Son Dakika Haberler

SARIYER SİNEMALARI -III-

SARIYER SİNEMALARI -III-
Okunma : Yorum Yap

YENİKÖY SİNEMALARI

Yeniköy Sineması, çarşı içinde ve vapur iskelesine giden
sokağın karşısındaki Kilisenin arkasında bulunuyordu. Yazlık ve kışlık
olarak faaliyet gösteren bu sinemanın işletmecisi, Yeniköy Muhtarı
Faris Varmışer’di. Mekan ve bulunduğu alan Rum Kilisesi vakfınındı. Bu
sinema 1960’lı yıllarda açılmış ve 1970’li yıllarda kapanmıştır.
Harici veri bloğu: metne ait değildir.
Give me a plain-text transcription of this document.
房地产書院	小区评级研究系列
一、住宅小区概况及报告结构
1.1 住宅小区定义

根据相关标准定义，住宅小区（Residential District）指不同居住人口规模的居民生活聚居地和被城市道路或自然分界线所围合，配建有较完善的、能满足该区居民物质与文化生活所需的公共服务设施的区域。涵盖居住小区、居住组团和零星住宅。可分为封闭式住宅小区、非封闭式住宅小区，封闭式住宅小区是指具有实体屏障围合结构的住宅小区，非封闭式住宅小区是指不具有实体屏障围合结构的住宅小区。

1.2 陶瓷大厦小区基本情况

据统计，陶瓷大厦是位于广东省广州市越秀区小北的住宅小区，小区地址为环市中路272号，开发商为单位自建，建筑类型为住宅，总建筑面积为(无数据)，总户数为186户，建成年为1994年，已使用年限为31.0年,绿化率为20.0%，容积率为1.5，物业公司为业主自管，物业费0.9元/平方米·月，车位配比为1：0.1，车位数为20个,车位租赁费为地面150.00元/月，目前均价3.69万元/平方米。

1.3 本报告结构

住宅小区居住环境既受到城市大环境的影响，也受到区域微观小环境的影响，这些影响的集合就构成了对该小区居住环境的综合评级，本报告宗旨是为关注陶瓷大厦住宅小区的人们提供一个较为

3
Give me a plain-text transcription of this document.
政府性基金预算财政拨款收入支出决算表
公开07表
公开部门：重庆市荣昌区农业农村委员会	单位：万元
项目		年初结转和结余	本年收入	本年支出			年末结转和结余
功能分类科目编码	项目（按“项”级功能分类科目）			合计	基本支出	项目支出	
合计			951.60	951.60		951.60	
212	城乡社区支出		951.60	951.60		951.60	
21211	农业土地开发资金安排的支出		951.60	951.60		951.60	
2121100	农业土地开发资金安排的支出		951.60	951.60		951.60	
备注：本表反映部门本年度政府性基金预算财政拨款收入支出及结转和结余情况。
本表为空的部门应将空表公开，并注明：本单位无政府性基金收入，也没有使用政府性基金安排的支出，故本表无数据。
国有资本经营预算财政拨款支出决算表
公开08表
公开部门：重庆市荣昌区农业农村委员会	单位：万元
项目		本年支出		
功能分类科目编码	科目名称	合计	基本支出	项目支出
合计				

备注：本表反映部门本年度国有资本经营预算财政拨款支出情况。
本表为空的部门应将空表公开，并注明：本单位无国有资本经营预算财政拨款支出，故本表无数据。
Yeniköy’deki ikinci sinema Güzelce Köşkler Sokaktaki
yazlık sinema idi. Bu sinema faaliyetine sekiz on yıl kadar devam etti
ve 1976 da kapandı. Rum Kilisesi Vakfına ait  bu sinemanın yerinde
halen Yeniköy Çamaşırhanesi faaliyet göstermektedir.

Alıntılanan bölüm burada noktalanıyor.